William Dean

Personal information
- Full name: William Frederick Dean
- Born: 3 January 1926 Leeds, Yorkshire
- Died: 18 September 1994 (aged 68) York, Yorkshire
- Batting: Right-handed
- Bowling: Right-arm fast-medium
- Role: Bowler

Domestic team information
- 1952: Somerset
- Only FC: 28 May 1952 Somerset v Indians

Career statistics
| Competition | First-class |
| Matches | 1 |
| Runs scored | 21 |
| Batting average | 21.00 |
| 100s/50s | 0/0 |
| Top score | 21 |
| Balls bowled | 60 |
| Wickets | 0 |
| Bowling average | – |
| 5 wickets in innings | – |
| 10 wickets in match | – |
| Best bowling | – |
| Catches/stumpings | 0/– |
- Source: CricketArchive, 4 June 2008

= William Dean (Somerset cricketer) =

English cricketer

William Frederick Dean (3 January 1926 – 18 September 1994) was a cricketer who played one first-class match for Somerset in 1952 and whose identity remained mysterious for many years until the publication of a book in 2018. Earlier publications and cricket websites had equated Dean with another Yorkshireman, a William Henry Dean, born in Leeds on 25 November 1928 with no known date of death.

Dean was a right-handed batsman and a right-arm fast-medium bowler.

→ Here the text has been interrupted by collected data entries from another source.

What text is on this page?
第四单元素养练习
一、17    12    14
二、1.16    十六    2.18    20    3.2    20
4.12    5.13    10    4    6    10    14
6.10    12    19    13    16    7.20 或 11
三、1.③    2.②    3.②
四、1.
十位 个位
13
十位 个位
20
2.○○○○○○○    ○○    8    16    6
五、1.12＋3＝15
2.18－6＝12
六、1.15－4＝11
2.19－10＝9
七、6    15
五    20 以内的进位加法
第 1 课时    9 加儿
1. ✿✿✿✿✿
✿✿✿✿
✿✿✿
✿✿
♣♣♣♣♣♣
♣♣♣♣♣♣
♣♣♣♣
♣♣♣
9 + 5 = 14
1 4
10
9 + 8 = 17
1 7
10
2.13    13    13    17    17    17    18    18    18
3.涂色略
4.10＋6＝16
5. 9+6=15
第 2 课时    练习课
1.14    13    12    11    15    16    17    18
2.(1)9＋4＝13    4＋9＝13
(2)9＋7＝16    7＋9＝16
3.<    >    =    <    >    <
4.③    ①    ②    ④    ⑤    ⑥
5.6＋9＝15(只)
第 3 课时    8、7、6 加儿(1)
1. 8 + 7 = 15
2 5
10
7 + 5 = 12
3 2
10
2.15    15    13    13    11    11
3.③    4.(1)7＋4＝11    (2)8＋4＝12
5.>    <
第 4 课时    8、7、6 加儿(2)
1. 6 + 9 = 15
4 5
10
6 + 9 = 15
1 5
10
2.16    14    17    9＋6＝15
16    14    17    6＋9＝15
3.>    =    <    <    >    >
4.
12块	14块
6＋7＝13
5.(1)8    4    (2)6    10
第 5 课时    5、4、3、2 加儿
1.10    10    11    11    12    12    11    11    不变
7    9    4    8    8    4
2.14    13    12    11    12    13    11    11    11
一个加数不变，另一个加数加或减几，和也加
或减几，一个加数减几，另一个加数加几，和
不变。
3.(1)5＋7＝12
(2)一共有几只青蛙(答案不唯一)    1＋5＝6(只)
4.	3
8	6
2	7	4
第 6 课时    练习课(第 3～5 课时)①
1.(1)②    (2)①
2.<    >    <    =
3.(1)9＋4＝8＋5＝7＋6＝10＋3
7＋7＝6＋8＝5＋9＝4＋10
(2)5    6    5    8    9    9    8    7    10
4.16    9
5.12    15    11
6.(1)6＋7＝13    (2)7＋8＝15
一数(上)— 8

Along with fellow Yorkshireman Malcolm Walker, he was picked by Somerset for the match against the touring Indian side at the County Ground, Taunton from 28 May 1952. Somerset batted first and reached 193 for eight wickets when Dean batted at No 10, joining all-rounder Johnny Lawrence, who had recommended him to the county. The pair put on 133 for the ninth wicket, only 13 short of the county side's then ninth wicket record, and Lawrence made an unbeaten 103, his first century after six years of county cricket. Dean made 21 before being bowled by Vijay Hazare.

When the Indians batted, Dean opened the bowling, but spin bowlers took the wickets. In Somerset's second innings, Dean came in just before the declaration and was unbeaten without scoring. He again failed to take wickets in India's second innings, bowling four overs for just four runs.

This match proved to be Dean's only taste of first-class cricket. Somerset had scope to offer only one special registration contract, and it went to Walker, whose batting had failed but who had taken three wickets; Dean departed the county and never played first-class cricket again.

==Identification and later life==
Authors Stephen Hill and Barry Phillips, writing a series of books outlining the lives of all Somerset first-class cricketers, discovered that the man commonly held to be William Dean the Somerset cricketer was never a cricketer at all, and set about finding the real person. William Frederick Dean, the correct player, was identified through contact with a surviving daughter and she supplied the authors with details and photographs.

According to the book, Dean had a complicated sporting and personal life. He played good standard league cricket and, like Walker, impressed Johnny Lawrence at Lawrence's cricket school at Rothwell enough to suggest the trial for Somerset; having failed that, he became a professional at Stockport Cricket Club and other northern clubs, but his long-term career was in accountancy and in a range of businesses including betting shops and a fishing bait enterprise. His private life became more tangled when, married with a daughter, he eloped with the sixteen-year-old daughter of a farmer, and then further complicated when, because of a dodgy business deal, he felt obliged to change his name to "Bill Barrett" by deed poll; under this new name, he opened a Yorkshire jazz club, performing himself on the saxophone. He died in a hospice in York at the age of 68 from cancer of the oesophagus and sternum brought on, his family believed, by a blow to the chest from a cricket ball in his youth.